In November, water company Cadiz announced plans to buy 180 miles of steel pipe from the terminated project and repurpose it for a new water delivery pipeline. The steel will connect the company’s groundwater bank in California’s Mojave Desert to other water networks across the Southwestern parts of the U.S. Construction is slated to start next year. 

“Repurposing fossil fuel infrastructure to deliver clean water to underserved communities is core to our mission.” Cadiz CEO Susan Kennedy said in a written statement. “Securing this steel will enable the company to bring this critical infrastructure online faster and more efficiently.” 

David Archambault II, former tribal chairman of the Standing Rock Sioux Tribe, applauded the decision to sell off steel from the pipeline.

“The steel from the Keystone pipeline has found a new purpose — now transporting what gives life to everything: water,” he said. 

Another problem is that TC Energy no longer owns the pipeline system that the XL was intended to complement. TC Energy spun off its oil pipelines business to a new company, South Bow, which has not indicated whether it would attempt to restart the multibillion-dollar project. 

Replacing the pipeline that has already been dug up would also require any company that wants to rebuild to go through the cumbersome process of obtaining local permits. With that comes pushback and likely large-scale protests from environmentalists and local Native American tribes who have repeatedly vowed to fight to protect the land. 

James Coleman, a law professor at the University of Minnesota, said a revamped Keystone XL project could be tied up in lengthy court battles like it had been in the past. 

“Different courts have taken different approaches on those claims, so they might not be as successful this time, or maybe they’ll have the same success,” Coleman said.

The Canadian government is also hesitant about backing the pipeline. 

Alberta Premier Danielle Smith said she’s interested in exploring ways to export oil to the U.S. but won’t put more public dollars into the Keystone XL effort. 

“We’re looking to make connections with the United States, to see their appetite for assisting in helping to get more product going into the United States,” Smith said. “Maybe de-risking the project involves having an American partner, an American pipeline company, partner with our companies here. We just don’t think the best way of doing it is putting government dollars into it, but we think there are other things we can do to change the risk profile.”

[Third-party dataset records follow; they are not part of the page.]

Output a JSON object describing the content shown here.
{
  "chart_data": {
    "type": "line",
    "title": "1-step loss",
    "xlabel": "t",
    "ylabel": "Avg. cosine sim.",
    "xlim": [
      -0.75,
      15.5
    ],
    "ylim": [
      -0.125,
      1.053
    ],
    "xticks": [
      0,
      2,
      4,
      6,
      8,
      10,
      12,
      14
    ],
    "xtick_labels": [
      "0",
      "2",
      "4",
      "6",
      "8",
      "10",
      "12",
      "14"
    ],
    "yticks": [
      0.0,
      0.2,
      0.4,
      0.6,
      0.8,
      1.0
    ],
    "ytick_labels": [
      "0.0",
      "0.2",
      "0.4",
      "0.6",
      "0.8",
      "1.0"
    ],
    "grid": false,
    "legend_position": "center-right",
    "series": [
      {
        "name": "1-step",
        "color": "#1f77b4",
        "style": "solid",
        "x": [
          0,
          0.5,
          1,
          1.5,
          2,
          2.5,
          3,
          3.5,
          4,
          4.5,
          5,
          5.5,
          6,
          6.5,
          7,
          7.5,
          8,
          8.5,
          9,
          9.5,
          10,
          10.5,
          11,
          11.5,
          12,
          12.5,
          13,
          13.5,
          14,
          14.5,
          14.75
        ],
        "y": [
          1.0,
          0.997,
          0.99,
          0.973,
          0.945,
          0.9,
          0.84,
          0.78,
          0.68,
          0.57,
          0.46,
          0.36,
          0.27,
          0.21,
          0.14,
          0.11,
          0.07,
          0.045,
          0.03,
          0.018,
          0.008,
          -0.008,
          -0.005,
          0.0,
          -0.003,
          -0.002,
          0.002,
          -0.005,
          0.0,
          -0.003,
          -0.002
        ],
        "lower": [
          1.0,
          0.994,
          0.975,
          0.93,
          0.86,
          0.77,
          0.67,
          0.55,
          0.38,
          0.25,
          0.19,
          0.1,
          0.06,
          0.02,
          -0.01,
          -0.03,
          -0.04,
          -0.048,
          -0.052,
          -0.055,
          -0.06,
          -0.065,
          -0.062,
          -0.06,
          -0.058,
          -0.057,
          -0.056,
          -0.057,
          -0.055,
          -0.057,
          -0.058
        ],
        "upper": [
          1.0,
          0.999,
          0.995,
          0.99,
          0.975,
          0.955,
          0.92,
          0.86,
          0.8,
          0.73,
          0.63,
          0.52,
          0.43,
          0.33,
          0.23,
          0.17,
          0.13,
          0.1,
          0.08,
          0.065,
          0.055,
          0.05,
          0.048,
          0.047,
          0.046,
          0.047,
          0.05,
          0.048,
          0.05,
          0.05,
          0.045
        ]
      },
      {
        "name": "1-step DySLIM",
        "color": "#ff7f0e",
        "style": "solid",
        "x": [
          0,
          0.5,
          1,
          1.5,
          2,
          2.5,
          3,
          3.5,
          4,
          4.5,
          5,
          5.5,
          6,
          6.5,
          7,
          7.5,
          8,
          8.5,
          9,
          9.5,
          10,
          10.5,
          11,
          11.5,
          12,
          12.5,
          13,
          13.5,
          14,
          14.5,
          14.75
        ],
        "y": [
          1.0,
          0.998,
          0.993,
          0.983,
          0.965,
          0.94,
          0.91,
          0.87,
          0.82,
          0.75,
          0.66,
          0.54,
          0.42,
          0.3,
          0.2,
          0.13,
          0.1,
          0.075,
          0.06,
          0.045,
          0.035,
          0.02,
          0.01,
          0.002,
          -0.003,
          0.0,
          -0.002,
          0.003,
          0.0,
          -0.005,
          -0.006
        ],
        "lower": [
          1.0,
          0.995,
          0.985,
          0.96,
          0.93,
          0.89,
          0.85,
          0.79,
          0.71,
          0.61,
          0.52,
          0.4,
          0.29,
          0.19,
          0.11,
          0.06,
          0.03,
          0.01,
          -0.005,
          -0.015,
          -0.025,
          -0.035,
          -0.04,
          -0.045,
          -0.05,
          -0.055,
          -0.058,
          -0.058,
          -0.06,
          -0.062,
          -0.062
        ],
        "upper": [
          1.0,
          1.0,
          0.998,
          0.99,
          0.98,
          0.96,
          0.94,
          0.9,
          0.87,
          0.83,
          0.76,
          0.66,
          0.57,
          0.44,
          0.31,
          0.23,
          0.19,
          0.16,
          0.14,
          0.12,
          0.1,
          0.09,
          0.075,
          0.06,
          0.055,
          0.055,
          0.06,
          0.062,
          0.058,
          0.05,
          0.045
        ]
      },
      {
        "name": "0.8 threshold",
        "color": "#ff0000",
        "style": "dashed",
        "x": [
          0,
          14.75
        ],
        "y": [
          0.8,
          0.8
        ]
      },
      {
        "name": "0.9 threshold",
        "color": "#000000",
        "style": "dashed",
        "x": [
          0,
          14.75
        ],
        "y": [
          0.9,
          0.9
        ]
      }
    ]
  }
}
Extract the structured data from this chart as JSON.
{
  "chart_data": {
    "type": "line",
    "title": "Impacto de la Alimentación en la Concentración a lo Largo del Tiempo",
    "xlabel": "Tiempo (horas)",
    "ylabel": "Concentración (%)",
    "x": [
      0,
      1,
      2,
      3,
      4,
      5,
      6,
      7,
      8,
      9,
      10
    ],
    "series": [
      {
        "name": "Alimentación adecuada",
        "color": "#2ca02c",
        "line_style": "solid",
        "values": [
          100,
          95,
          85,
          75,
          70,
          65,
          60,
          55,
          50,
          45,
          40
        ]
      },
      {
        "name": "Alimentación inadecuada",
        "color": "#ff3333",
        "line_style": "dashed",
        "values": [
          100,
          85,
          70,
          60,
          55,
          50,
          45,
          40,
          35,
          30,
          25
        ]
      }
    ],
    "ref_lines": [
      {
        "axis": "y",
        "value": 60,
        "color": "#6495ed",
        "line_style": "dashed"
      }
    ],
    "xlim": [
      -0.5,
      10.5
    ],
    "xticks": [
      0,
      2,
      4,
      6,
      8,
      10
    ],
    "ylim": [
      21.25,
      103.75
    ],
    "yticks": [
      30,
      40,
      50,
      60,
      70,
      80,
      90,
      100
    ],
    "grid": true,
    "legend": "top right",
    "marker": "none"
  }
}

The economic case for sending Canadian crude to the Gulf Coast via the pipeline is also less attractive because U.S. oil output has surged to record levels. Canada’s shipments of oil to the U.S. have also reached record levels this year, but those barrels have been moved through a recently built link to the West Coast. 

Then there’s the matter of Trump’s threat of imposing a 25% tariff on Canadian exports, which would clobber the country’s energy industry, whose No. 1 export market is the U.S.

CLICK HERE TO READ MORE FROM THE WASHINGTON EXAMINER

Dennis McConaghy, a former TC Energy executive who was involved in the pipeline’s original plans, told Canada’s CBC that it’s “nonsensical to be advocating revival of XL while hanging these tariffs over Canada.”

For now, people such as Cox are in a holding pattern of uncertainty. Again.